Over the weekend I found myself discussing the best place to have a baby in the Bay Area. Several hospitals were compared, one was high-tech, the other respectful of women who want to bring in a mid-wife or birth coach. And then I picked up the Sunday New York Times. There I read Nicholas D. Kristof's harrowing tale of a young woman in Cameroon who needlessly dies in childbirth. He even goes so far as to donate his own blood. He writes:

Prudence, 24, was from a small village and already had three small children. As she was in labor to deliver her fourth, an untrained midwife didn’t realize she had a cervical blockage and sat on Prudence’s stomach to force the baby out — but instead her uterus ruptured and the fetus died.

Prudence’s family carried her to the hospital on a motorcycle, but once she was there the doctor, Pascal Pipi, demanded $100 for a Caesarian to remove the fetus. The fetus was decomposing inside her, and an infection was raging in her abdomen — but her family had total savings of only $20, so she lay down in the maternity ward and began to die.

I arrived the next day, interviewed Dr. Pipi about maternal mortality — and found Prudence fading away in the next room. Dr. Pipi said she needed a blood transfusion before the operation could begin, so a Times colleague, Naka Nathaniel, and I donated blood (yes, the needles were sterile) and cash.

The transfusion helped Prudence, and she grew strong enough to reach out her hand and respond to people around her. Dr. Pipi said the operation would begin promptly, and Prudence’s family was ecstatic. But as we waited in the hospital lobby, Dr. Pipi sneaked out the back door of the hospital and went home for the night.
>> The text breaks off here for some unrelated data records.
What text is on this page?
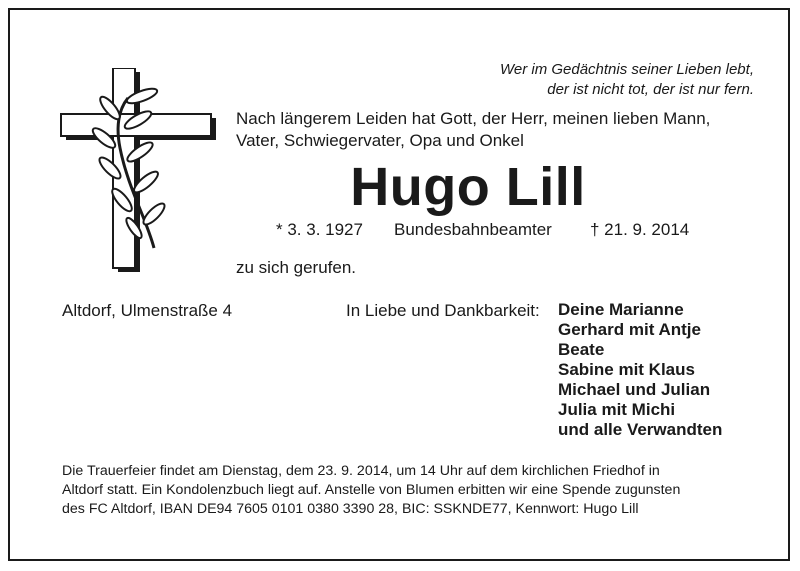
Wer im Gedächtnis seiner Lieben lebt,
der ist nicht tot, der ist nur fern.
Nach längerem Leiden hat Gott, der Herr, meinen lieben Mann,
Vater, Schwiegervater, Opa und Onkel
Hugo Lill
* 3. 3. 1927 Bundesbahnbeamter † 21. 9. 2014
zu sich gerufen.
Altdorf, Ulmenstraße 4	In Liebe und Dankbarkeit: Deine Marianne
Gerhard mit Antje
Beate
Sabine mit Klaus
Michael und Julian
Julia mit Michi
und alle Verwandten
Die Trauerfeier findet am Dienstag, dem 23. 9. 2014, um 14 Uhr auf dem kirchlichen Friedhof in
Altdorf statt. Ein Kondolenzbuch liegt auf. Anstelle von Blumen erbitten wir eine Spende zugunsten
des FC Altdorf, IBAN DE94 7605 0101 0380 3390 28, BIC: SSKNDE77, Kennwort: Hugo Lill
It wasn’t just the doctor who failed Prudence, but the entire system. He did operate the next morning, but by then the infection had spread further — and the hospital had no powerful antibiotics. Prudence’s breathing grew strained, as her stomach ballooned with the infection and the bag of urine from her catheter overflowed. The nurses couldn’t be bothered with a poor villager like her.

That night she began vomiting and spitting blood. She slipped into a coma, and a towel beside her head grew soggy with blood and vomit. On Tuesday afternoon, she finally passed away.
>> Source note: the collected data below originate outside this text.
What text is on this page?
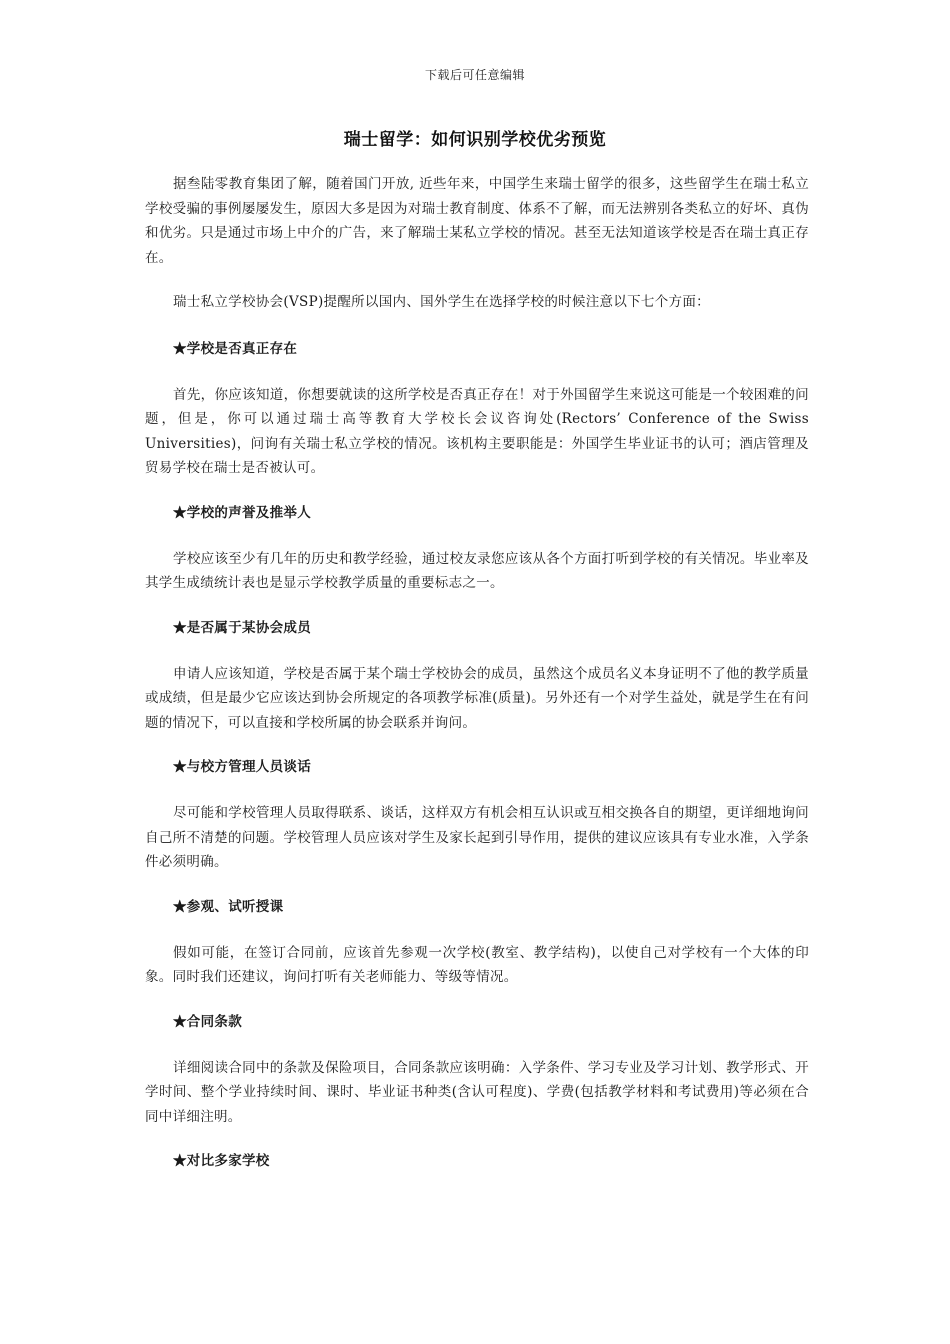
下载后可任意编辑
瑞士留学：如何识别学校优劣预览

据叁陆零教育集团了解，随着国门开放, 近些年来，中国学生来瑞士留学的很多，这些留学生在瑞士私立学校受骗的事例屡屡发生，原因大多是因为对瑞士教育制度、体系不了解，而无法辨别各类私立的好坏、真伪和优劣。只是通过市场上中介的广告，来了解瑞士某私立学校的情况。甚至无法知道该学校是否在瑞士真正存在。

瑞士私立学校协会(VSP)提醒所以国内、国外学生在选择学校的时候注意以下七个方面：

★学校是否真正存在

首先，你应该知道，你想要就读的这所学校是否真正存在！对于外国留学生来说这可能是一个较困难的问题，但是，你可以通过瑞士高等教育大学校长会议咨询处(Rectors’ Conference of the Swiss Universities)，问询有关瑞士私立学校的情况。该机构主要职能是：外国学生毕业证书的认可；酒店管理及贸易学校在瑞士是否被认可。

★学校的声誉及推举人

学校应该至少有几年的历史和教学经验，通过校友录您应该从各个方面打听到学校的有关情况。毕业率及其学生成绩统计表也是显示学校教学质量的重要标志之一。

★是否属于某协会成员

申请人应该知道，学校是否属于某个瑞士学校协会的成员，虽然这个成员名义本身证明不了他的教学质量或成绩，但是最少它应该达到协会所规定的各项教学标准(质量)。另外还有一个对学生益处，就是学生在有问题的情况下，可以直接和学校所属的协会联系并询问。

★与校方管理人员谈话

尽可能和学校管理人员取得联系、谈话，这样双方有机会相互认识或互相交换各自的期望，更详细地询问自己所不清楚的问题。学校管理人员应该对学生及家长起到引导作用，提供的建议应该具有专业水准，入学条件必须明确。

★参观、试听授课

假如可能，在签订合同前，应该首先参观一次学校(教室、教学结构)，以使自己对学校有一个大体的印象。同时我们还建议，询问打听有关老师能力、等级等情况。

★合同条款

详细阅读合同中的条款及保险项目，合同条款应该明确：入学条件、学习专业及学习计划、教学形式、开学时间、整个学业持续时间、课时、毕业证书种类(含认可程度)、学费(包括教学材料和考试费用)等必须在合同中详细注明。

★对比多家学校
Intellectually, I knew that women in Africa had a 1-in-20 lifetime risk of dying in childbirth. But it was wrenching to see this young mother of three fade and die so needlessly.


As Gloria Steinem pointed out in discussing the need for the Women's Media Center, it goes un-noticed that 6 million women around the world die every year just for being women. "It's a holocaust of women every year," she said.

My mom called me crazy in tears after watching Christiane Amanpour's report on AIDS orphans in Kenya.

My question is, how many women and children must die on camera or in a column before this country cares? Kristof points out that we spend more on pet food in this country than it would take to provide maternal health care around the world. Please. Women's health must rank somewhere near our favorite pets. Even if they are women we never see or hear about.